I don't sqeeze but I do twist the top down tight from time to time you would be amazed at how much whey comes out. OH and try some natural strawberry jam or any flavor you like then spread on vanilla waffers YUMMY and you have a small cheese cake


----------



## Bernice

I know.........thats one of the reasons I've gained this excess weight! But it's, "OOOOOOO sooooooo Good!"


----------



## mamatomany

I let my cheese hang in the fridge...too many flies are getting in lately and that would really gross me out...do you all hang it on the counter? Also I made this cheese hanger...piece of scrap wood I drilled a hole in maybe the size of pencil and I wrap my cheese up with a muslin strip and stick it through the hole and tie it in a bow. I have two 1 quart glass jars filled with milk and then I put a big block lego on each and put the block of wood on that and it hold it up high enough ....viola...


----------



## Bernice

I just hang mine from the kitchen sink faucet.

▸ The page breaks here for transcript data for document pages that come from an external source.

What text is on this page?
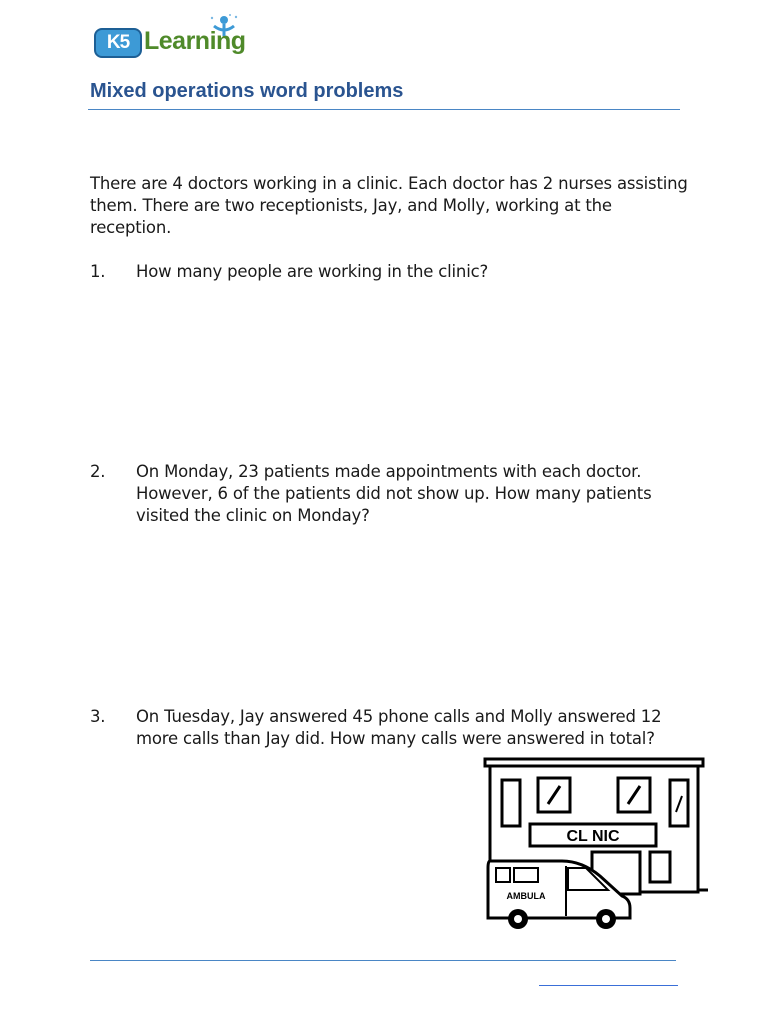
K5 Learning
Mixed operations word problems
There are 4 doctors working in a clinic. Each doctor has 2 nurses assisting them. There are two receptionists, Jay, and Molly, working at the reception.
1. How many people are working in the clinic?
2. On Monday, 23 patients made appointments with each doctor. However, 6 of the patients did not show up. How many patients visited the clinic on Monday?
3. On Tuesday, Jay answered 45 phone calls and Molly answered 12 more calls than Jay did. How many calls were answered in total?
CL NIC
AMBULA
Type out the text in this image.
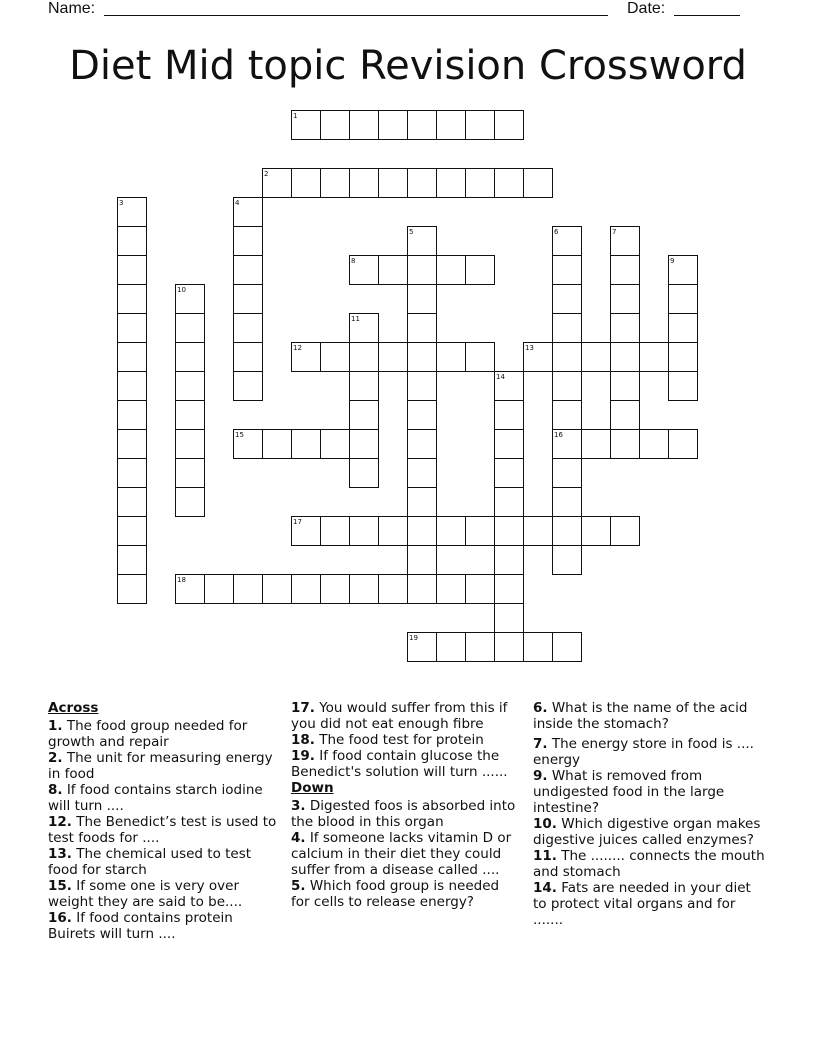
Name:	Date:
Diet Mid topic Revision Crossword
1
2
3	4
5	6	7
8	9
10
11
12	13
14
15	16
17
18
19
Across
1. The food group needed for growth and repair
2. The unit for measuring energy in food
8. If food contains starch iodine will turn ....
12. The Benedict’s test is used to test foods for ....
13. The chemical used to test food for starch
15. If some one is very over weight they are said to be....
16. If food contains protein Buirets will turn ....
17. You would suffer from this if you did not eat enough fibre
18. The food test for protein
19. If food contain glucose the Benedict's solution will turn ......
Down
3. Digested foos is absorbed into the blood in this organ
4. If someone lacks vitamin D or calcium in their diet they could suffer from a disease called ....
5. Which food group is needed for cells to release energy?
6. What is the name of the acid inside the stomach?
7. The energy store in food is .... energy
9. What is removed from undigested food in the large intestine?
10. Which digestive organ makes digestive juices called enzymes?
11. The ........ connects the mouth and stomach
14. Fats are needed in your diet to protect vital organs and for .......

I like your idea for the homemade cheese hanger....sounds neat!


----------



## buckrun

I put a wrought iron plant hanger above the sink -sticks out about 8 inches and use an extra large square of cheesecloth so I can tie a knot in it and have room to slide it over the hanger. Drains right into the sink or if I want to put it in the dogfood a bowl in the sink.
Actually I use butter muslin.
L~


----------



## homeacremom

Hanging in the fridge may be part of the reason your cheese did not drain well, Linda. Creative set up though! Do you have a large plastic tote or such that you could sterilize and set up for a fly proof drain box?

Flies!!!! It's a constant battle this year to keep them out of the house. Thankfully the few that miss the killing sprees don't seem attracted to the cheese.


----------



## Sondra

Bernice said:


> I know.........thats one of the reasons I've gained this excess weight! But it's, "OOOOOOO sooooooo Good!"


Bernice can't you eat just one?


----------



## mamatomany

speaking of cheese and nutrition...anyone know what a label would look like if it were attached to say an FB or Chevre?


----------



## Bernice

Yeah but it's like this......"OK...I'll eat just one.......then one more......then one more......." HA!


----------